Sans un mot, le soldat à la torche poussa cette porte qui n'était pas fermée. Catherine ne put retenir une exclamation faite de frayeur et de dégoût.

Devant elle, deux tourmenteurs vêtus de cuir, leurs têtes rases suant sous l'effort, se relayaient pour fouetter un homme attaché par les poignets au chapiteau d'un pilier... La jeune femme ne vit pas tout de suite La Trémoille qui, assis sur un fauteuil de bois grossier, regardait, son triple menton posé dans sa main, les yeux rivés sur le supplicié qui gémissait faiblement. Ses jambes fléchies ne le supportaient plus et tout le poids de son corps portait sur les poignets enchaînés. La tête aux longs cheveux noirs ballottait, inerte, et le dos n'était plus qu'une abominable bouillie dans laquelle les fouets claquaient avec un bruit affreux. Le sol était couvert de , sang... Malade d'horreur, Catherine recula jusqu'au mur, mais n'évita pas une éclaboussure sanglante qui vint la frapper à la joue.

Son regard défaillant chercha celui de sa compagne, mais la dame de La Trémoille ne la regardait pas. Les , narines palpitantes, les yeux écarquillés, elle jouissait si visiblement du spectacle qu'une nausée souleva le cœur de Catherine. L'homme ne gémissait plus. Les bourreaux cessaient de frapper, mais, même avant que l'un d'eux n'écartât d'un geste brutal les longues mèches noires pendant sur le visage de la victime, la jeune femme avait reconnu Fero... Et, soudain, une vision abominable s'imposa à elle.
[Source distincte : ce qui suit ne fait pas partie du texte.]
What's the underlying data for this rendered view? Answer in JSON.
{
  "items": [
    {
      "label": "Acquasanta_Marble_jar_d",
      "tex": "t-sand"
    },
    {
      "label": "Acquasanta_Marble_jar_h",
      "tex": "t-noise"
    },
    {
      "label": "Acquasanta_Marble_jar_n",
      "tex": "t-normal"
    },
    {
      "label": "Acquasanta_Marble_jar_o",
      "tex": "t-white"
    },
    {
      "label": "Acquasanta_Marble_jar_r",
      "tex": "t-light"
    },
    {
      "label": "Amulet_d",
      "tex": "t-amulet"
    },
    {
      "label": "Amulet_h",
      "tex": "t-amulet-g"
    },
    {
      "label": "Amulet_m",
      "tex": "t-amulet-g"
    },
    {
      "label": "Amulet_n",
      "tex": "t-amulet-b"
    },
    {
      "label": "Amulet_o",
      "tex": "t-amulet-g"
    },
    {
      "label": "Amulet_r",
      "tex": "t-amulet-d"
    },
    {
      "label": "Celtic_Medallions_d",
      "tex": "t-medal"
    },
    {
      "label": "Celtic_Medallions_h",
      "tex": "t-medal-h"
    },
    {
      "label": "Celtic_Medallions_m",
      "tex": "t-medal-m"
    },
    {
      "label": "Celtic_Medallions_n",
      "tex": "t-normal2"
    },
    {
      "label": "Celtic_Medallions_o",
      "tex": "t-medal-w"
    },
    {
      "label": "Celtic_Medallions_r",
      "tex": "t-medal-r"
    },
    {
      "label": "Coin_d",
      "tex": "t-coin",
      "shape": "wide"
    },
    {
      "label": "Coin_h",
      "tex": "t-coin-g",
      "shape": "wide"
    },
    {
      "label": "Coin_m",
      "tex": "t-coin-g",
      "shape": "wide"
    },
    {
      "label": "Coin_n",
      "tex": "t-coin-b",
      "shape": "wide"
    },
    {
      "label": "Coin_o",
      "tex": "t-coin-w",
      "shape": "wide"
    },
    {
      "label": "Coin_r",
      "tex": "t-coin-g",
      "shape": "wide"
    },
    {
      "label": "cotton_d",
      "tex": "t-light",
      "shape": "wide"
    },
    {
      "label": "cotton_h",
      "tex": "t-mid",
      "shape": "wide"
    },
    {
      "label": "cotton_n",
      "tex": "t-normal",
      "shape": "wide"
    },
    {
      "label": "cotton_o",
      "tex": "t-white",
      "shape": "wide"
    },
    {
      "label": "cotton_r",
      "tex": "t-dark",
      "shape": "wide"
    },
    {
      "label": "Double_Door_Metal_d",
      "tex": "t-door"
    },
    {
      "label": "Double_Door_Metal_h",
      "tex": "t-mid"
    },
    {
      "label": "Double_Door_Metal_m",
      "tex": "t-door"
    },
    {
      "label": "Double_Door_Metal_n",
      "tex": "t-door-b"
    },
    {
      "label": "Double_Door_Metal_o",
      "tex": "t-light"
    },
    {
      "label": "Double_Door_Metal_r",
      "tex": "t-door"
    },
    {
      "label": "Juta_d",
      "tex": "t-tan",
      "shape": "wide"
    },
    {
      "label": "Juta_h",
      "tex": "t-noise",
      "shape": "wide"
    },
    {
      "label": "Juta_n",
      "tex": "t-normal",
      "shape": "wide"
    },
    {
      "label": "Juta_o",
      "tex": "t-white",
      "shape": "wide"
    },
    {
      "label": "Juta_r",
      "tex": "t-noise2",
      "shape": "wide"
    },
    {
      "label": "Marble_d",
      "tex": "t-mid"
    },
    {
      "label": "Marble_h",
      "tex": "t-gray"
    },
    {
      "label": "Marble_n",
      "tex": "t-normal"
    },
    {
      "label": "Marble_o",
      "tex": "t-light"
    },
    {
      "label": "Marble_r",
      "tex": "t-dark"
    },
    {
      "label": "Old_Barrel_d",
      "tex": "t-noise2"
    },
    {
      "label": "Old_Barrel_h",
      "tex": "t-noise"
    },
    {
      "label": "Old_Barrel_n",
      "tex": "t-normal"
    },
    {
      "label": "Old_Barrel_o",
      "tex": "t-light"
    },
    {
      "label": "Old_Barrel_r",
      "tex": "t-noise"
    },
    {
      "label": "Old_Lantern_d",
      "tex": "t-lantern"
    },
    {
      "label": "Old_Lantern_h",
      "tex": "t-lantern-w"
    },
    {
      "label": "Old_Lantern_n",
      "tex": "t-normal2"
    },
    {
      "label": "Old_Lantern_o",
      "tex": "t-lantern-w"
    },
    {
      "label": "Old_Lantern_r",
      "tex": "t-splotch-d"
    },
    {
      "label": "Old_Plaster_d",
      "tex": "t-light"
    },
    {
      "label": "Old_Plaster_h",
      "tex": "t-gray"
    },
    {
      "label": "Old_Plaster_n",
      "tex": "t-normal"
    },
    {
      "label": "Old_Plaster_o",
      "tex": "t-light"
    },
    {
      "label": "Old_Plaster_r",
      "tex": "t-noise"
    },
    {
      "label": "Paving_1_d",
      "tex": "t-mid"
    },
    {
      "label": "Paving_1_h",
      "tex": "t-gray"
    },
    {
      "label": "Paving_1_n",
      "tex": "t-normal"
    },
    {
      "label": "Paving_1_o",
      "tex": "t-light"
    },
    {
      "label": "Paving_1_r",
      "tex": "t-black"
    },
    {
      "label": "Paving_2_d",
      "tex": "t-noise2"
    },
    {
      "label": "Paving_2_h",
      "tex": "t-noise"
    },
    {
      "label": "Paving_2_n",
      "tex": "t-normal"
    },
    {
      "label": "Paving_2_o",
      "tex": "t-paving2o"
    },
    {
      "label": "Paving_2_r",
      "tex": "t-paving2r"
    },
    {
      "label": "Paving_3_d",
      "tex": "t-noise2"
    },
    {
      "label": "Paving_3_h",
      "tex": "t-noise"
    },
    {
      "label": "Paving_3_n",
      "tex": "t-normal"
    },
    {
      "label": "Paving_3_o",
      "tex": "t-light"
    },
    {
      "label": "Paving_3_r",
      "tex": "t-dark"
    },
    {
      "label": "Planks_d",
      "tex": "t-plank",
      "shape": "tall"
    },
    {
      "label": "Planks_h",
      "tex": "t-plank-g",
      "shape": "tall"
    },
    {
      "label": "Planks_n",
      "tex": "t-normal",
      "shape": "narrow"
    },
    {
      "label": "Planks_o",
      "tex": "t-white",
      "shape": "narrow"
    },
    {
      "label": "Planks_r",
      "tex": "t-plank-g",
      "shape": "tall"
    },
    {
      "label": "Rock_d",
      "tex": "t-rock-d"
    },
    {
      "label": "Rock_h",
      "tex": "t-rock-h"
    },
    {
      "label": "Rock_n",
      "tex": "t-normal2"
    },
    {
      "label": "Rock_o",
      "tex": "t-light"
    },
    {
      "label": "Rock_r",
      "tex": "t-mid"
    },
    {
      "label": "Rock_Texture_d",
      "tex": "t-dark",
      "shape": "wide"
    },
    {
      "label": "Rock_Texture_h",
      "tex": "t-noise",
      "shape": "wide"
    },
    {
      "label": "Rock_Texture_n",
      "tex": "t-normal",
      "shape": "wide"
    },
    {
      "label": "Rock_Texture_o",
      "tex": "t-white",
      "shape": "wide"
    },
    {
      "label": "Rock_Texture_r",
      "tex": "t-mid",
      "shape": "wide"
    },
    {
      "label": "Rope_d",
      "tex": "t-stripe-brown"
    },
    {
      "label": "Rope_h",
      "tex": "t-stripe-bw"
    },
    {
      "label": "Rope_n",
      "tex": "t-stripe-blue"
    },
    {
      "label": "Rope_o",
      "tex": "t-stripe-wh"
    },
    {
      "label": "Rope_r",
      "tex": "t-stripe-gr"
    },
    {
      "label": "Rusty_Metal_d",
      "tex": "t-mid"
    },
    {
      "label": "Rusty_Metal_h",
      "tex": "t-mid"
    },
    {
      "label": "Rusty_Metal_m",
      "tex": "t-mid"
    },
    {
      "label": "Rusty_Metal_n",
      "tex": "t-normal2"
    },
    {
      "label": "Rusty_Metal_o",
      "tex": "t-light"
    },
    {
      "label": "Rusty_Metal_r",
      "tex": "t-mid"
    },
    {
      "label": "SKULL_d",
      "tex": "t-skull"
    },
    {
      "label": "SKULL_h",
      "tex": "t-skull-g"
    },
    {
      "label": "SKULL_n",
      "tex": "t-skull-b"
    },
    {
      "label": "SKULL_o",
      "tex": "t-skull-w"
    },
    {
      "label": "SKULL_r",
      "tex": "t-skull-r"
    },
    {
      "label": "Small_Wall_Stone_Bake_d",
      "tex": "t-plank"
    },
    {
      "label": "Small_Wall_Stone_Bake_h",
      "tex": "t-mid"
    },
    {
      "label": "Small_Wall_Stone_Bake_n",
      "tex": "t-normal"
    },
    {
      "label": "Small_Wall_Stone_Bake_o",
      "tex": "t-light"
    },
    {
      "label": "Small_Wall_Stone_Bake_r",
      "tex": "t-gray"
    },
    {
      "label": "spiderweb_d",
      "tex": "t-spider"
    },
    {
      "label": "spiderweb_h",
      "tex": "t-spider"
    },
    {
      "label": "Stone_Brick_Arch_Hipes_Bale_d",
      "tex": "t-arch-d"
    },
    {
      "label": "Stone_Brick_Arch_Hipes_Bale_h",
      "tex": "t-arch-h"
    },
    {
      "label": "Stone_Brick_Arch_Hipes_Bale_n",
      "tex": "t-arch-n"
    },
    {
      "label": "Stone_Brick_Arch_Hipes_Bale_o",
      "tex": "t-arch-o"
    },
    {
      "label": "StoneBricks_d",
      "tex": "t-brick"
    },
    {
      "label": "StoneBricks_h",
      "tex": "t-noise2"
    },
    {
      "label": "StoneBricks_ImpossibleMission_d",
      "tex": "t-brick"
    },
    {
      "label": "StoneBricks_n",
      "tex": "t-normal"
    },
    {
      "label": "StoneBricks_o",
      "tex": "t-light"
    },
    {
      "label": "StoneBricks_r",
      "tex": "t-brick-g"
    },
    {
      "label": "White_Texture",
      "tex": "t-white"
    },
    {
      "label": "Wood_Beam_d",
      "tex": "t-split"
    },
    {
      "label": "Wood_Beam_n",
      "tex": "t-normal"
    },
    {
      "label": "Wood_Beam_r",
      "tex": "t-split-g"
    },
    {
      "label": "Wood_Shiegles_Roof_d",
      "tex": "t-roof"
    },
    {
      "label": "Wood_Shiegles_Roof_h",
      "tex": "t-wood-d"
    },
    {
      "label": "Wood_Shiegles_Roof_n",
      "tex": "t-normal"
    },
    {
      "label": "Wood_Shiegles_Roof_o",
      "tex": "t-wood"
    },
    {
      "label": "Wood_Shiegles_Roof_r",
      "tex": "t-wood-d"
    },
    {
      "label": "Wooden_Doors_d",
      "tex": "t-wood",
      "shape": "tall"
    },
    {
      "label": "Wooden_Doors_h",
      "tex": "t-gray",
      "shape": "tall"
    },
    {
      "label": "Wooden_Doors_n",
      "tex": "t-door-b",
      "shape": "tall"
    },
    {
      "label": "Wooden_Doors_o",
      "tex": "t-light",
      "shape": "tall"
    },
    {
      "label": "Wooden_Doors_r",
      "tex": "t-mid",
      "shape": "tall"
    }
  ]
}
À la place du Tzigane, elle vit Arnaud, attaché à une colonne comme lui, gémissant et sanglant sous le fouet d'un bourreau avec, derrière lui, cette femme immonde qui passait sur ses lèvres sèches sa langue pointue. Ce supplice, Arnaud l'avait subi dans les caves de Sully avant que Xaintrailles ne l'en arrache... Et la vision fut d'une si effrayante netteté qu'une vague de haine furieuse souleva Catherine.

Aveuglée par une rage qu'elle ne pouvait plus contrôler elle chercha dans son corsage la dague d'Arnaud. Mais sa main tremblante rencontra d'abord la fiole de terre et s'y arrêta. D'ailleurs, la voix morne d'un bourreau annonçait :

– L'homme est mort, monseigneur.

La Trémoille eut un soupir ennuyé, parvint, au prix d'un effort, à extraire du fauteuil son énorme personne.

– Il était moins solide qu'il n'en avait l'air. Jetez-le au fleuve.

– Que non pas, intervint sa femme. J'ai promis à cette fille qu'il serait rendu aux siens. Qu'on le leur rende... et puis qu'on les chasse !

Son regard trouble, chargé d'une joie mauvaise, revenait trouver maintenant Catherine, collée au mur, blême et les dents serrées.

– Tu vois, dit-elle avec une dangereuse douceur, je fais tout ce que tu veux.

Les yeux sombres de Catherine tournèrent vers elle, se plantèrent dans le regard insolent qui l'insultait, brûlants de tant de haine et de mépris que l'autre, impressionnée malgré elle, recula d'un pas. La main de Catherine, toujours crispée sur la petite fiole, sortit lentement.

Ses doigts serraient, serraient, doués d'une force née tout entière de sa colère jusqu'à ce que le fragile flacon s'écrasât entre ces doigts.

Alors, d'un geste violent, elle en jeta les débris à la face de son ennemie.

– Et moi, je donne ce que j'ai promis, dit-elle d'une voix blanche.

Une effrayante colère convulsa le visage pâle de la comtesse. L'un des éclats l'avait blessée légèrement à la lèvre qui, ainsi teintée de rouge, lui donnait l'apparence terrible d'une goule. Elle tendit vers Catherine un doigt tremblant de rage.

– Saisissez-vous de cette femme, enchaînez-la à la place de son compagnon et frappez... frappez jusqu'à ce qu'elle en crève, elle aussi

!

Catherine comprit qu'elle était perdue, qu'en une seconde de fureur aveugle elle avait tout gâché, tout ruiné de sa vengeance et des plans de la reine Yolande. Elle comprit aussi qu'elle ne sortirait pas vivante de ce caveau, mais, curieusement, elle n'eut pas une pensée de regret pour ce qu'elle avait fait. Il lui faudrait sans doute se contenter, pour prix de la souffrance d'Arnaud et de celle qui l'attendait, de ce mince filet de sang qui coulait d'une lèvre blessée et de la fureur de cette femme, mais, du moins, le jeune comte du Maine ne risquerait plus d'être conduit, même pour une seule nuit, dans les griffes de cette affreuse créature.

Déjà les deux bourreaux empoignaient Catherine, mais La Trémoille, qui allait sortir, s'était arrêté quand la fausse Tzigane avait frappé sa femme. Avec une curiosité qui n'était pas exempte de plaisir, il avait suivi leur affrontement et, même, s'était baissé pour tremper son doigt dans le liquide répandu à terre et l'avait flairé... Il s'interposa.

– Un moment, voulez-vous ? Cette femme m'a été donnée, je pense que c'est à moi d'en disposer... Vous vous souvenez, ma chère, que je vous l'avais seulement... prêtée ?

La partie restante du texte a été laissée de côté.